Since joining De Montfort University as a student back in 2011, I originally thought that my allotted time at higher education fell, luckily, in three of the most exciting years in Leicester’s history for a long time. However, having learned more about Leicester’s past and future by many different educators, I’ve come to realise that this is just who Leicester is.

With so much to offer in such a compact city, it’s difficult to know where to begin and why we failed. The Royalty (yes, that is a nod to you Richard III), The Space Centre, The Curve Theatre, The Golden Mile (Belgrave Road), The Summer Sundae festival, our comedy, food, Caribbean and Pride festivals, two great universities, our annual religious celebrations and our sports events. These are only the ones that came to my mind.

Our bid, which took 9 months to compile and cost £125,000, consisted of a themed seasonal plan, dubbed “illuminating culture”. The bid, if won, could have meant a jackpot of £12m to be put towards cultural events such as concerts, art exhibitions and markets in 2017.

Dazzle, Spotlight, Shine, Radiate and Reflections all had a selection of events running through each season; these included hosting Radio 1’s Big Weekend, an international conference on arts and disability and various exhibitions.

However, despite not winning the title, the efforts of the team who curated the bid, who consisted of a “consortium made up of key local figures from the arts, business and media”, will not be wasted.

City Mayor Sir Peter Soulsby has already announced plans to celebrate the highlights of our city, with a series of events that will take place over the next 18 months. The content of these events, however, have not yet been revealed.

When the news of the loss was announced at the Curve Theatre, Sir Soulsby said: “We have so much to be proud of. Of course it is a disappointing day for us, but we must not, whatever we do, lose the ambition or momentum that we had whilst creating this bid.”

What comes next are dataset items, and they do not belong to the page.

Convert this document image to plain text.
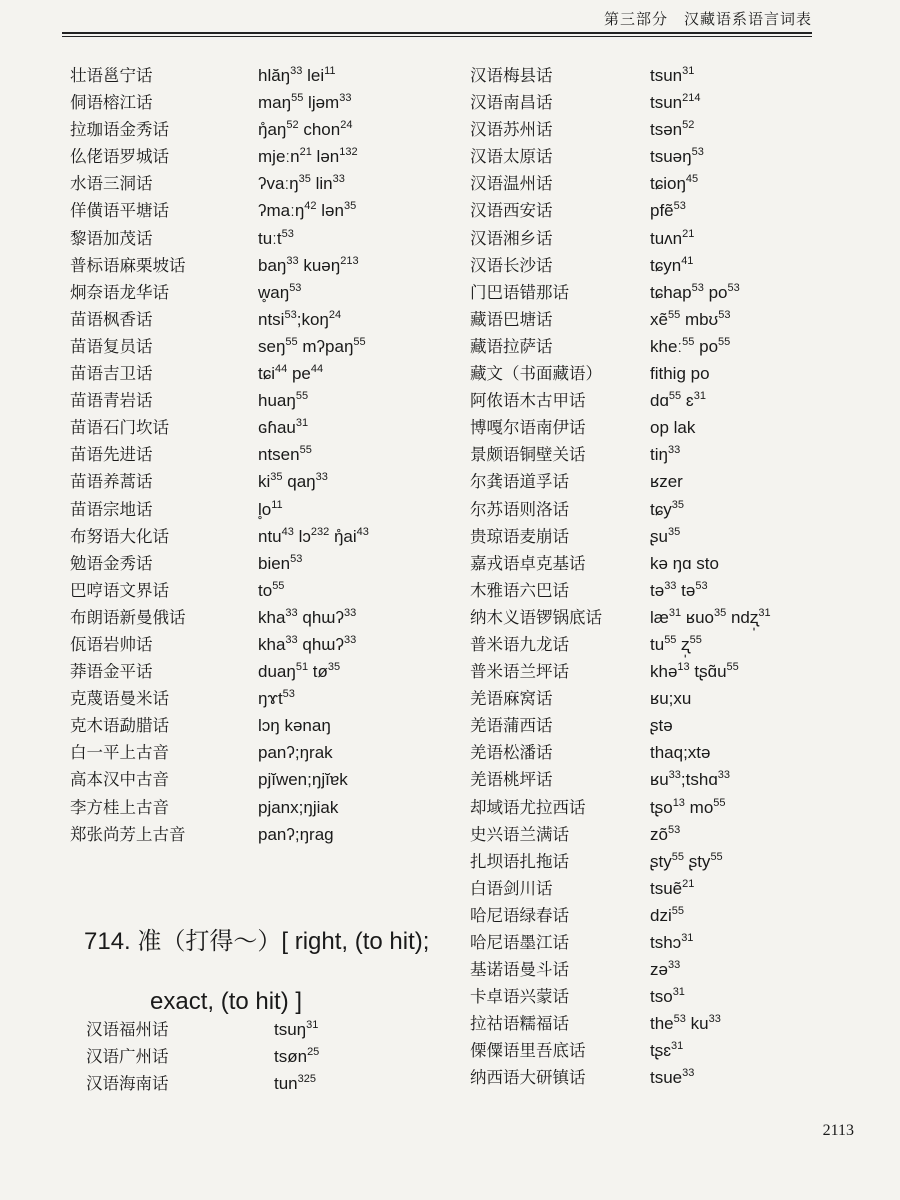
第三部分　汉藏语系语言词表
壮语邕宁话	hlăŋ$^{33}$ lei$^{11}$
侗语榕江话	maŋ$^{55}$ ljəm$^{33}$
拉珈语金秀话	$ŋ̊aŋ^{52}$ chon$^{24}$
仫佬语罗城话	mjeːn$^{21}$ lən$^{132}$
水语三洞话	ʔvaːŋ$^{35}$ lin$^{33}$
佯僙语平塘话	ʔmaːŋ$^{42}$ lən$^{35}$
黎语加茂话	tuːt$^{53}$
普标语麻栗坡话	baŋ$^{33}$ kuəŋ$^{213}$
炯奈语龙华话	$w̥aŋ^{53}$
苗语枫香话	ntsi$^{53}$;koŋ$^{24}$
苗语复员话	seŋ$^{55}$ mʔpaŋ$^{55}$
苗语吉卫话	tɕi$^{44}$ $pe^{44}$
苗语青岩话	huaŋ$^{55}$
苗语石门坎话	ɢɦau$^{31}$
苗语先进话	ntsen$^{55}$
苗语养蒿话	$ki^{35}$ qaŋ$^{33}$
苗语宗地话	$l̥o^{11}$
布努语大化话	ntu$^{43}$ lɔ$^{232}$ $ŋ̊ai^{43}$
勉语金秀话	bien$^{53}$
巴哼语文界话	$to^{55}$
布朗语新曼俄话	kha$^{33}$ qhɯʔ$^{33}$
佤语岩帅话	kha$^{33}$ qhɯʔ$^{33}$
莽语金平话	duaŋ$^{51}$ $tø^{35}$
克蔑语曼米话	ŋɤt$^{53}$
克木语勐腊话	lɔŋ kənaŋ
白一平上古音	panʔ;ŋrak
高本汉中古音	pjĭwen;ŋjĭɐk
李方桂上古音	pjanx;ŋjiak
郑张尚芳上古音	panʔ;ŋrag
714. 准（打得～）[ right, (to hit);
exact, (to hit) ]
汉语福州话	tsuŋ$^{31}$
汉语广州话	tsøn$^{25}$
汉语海南话	tun$^{325}$
汉语梅县话	tsun$^{31}$
汉语南昌话	tsun$^{214}$
汉语苏州话	tsən$^{52}$
汉语太原话	tsuəŋ$^{53}$
汉语温州话	tɕioŋ$^{45}$
汉语西安话	pfẽ$^{53}$
汉语湘乡话	tuʌn$^{21}$
汉语长沙话	tɕyn$^{41}$
门巴语错那话	tɕhap$^{53}$ $po^{53}$
藏语巴塘话	xẽ$^{55}$ mbʊ$^{53}$
藏语拉萨话	kheː$^{55}$ $po^{55}$
藏文（书面藏语）	fithig po
阿侬语木古甲话	dɑ$^{55}$ ɛ$^{31}$
博嘎尔语南伊话	op lak
景颇语铜壁关话	tiŋ$^{33}$
尔龚语道孚话	ʁzer
尔苏语则洛话	tɕy$^{35}$
贵琼语麦崩话	ʂu$^{35}$
嘉戎语卓克基话	kə ŋɑ sto
木雅语六巴话	tə$^{33}$ tə$^{53}$
纳木义语锣锅底话	$læ^{31}$ ʁuo$^{35}$ ndʐ̩$^{31}$
普米语九龙话	$tu^{55}$ ʐ̩$^{55}$
普米语兰坪话	khə$^{13}$ $tʂɑ̃u^{55}$
羌语麻窝话	ʁu;xu
羌语蒲西话	ʂtə
羌语松潘话	thaq;xtə
羌语桃坪话	ʁu$^{33}$;tshɑ$^{33}$
却域语尤拉西话	tʂo$^{13}$ $mo^{55}$
史兴语兰满话	$zõ^{53}$
扎坝语扎拖话	ʂty$^{55}$ ʂty$^{55}$
白语剑川话	tsuẽ$^{21}$
哈尼语绿春话	dzi$^{55}$
哈尼语墨江话	tshɔ$^{31}$
基诺语曼斗话	zə$^{33}$
卡卓语兴蒙话	tso$^{31}$
拉祜语糯福话	the$^{53}$ $ku^{33}$
傈僳语里吾底话	tʂɛ$^{31}$
纳西语大研镇话	tsue$^{33}$
2113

Of course, Sir Soulsby is right. We are Leicester. We will not be beaten down by the loss. We can take it and carry on. There is so much more that we can conquer in the future, who’s to say that this is more of a curse than a blessing?

When I came here initially, as an excited but nervous 19-year-old, I wasn’t expecting to grow fond of a city as much as I have. It was a place that I always associated with the red cheese before, and had no desire to know anything more about.

But, since being here, my eyes have been opened, and the place “Leicester” has so much more attached to it: university, memories, great friends, clubs and, most importantly, home. So, in spite of not winning, I would like to wish Hull well in their upcoming celebrations for 2017.
Their celebrations will be great, and will allow for them to create what we have already: culture, life and unity.

We may not have the official title, but we certainly are still the most cultural city in our hearts.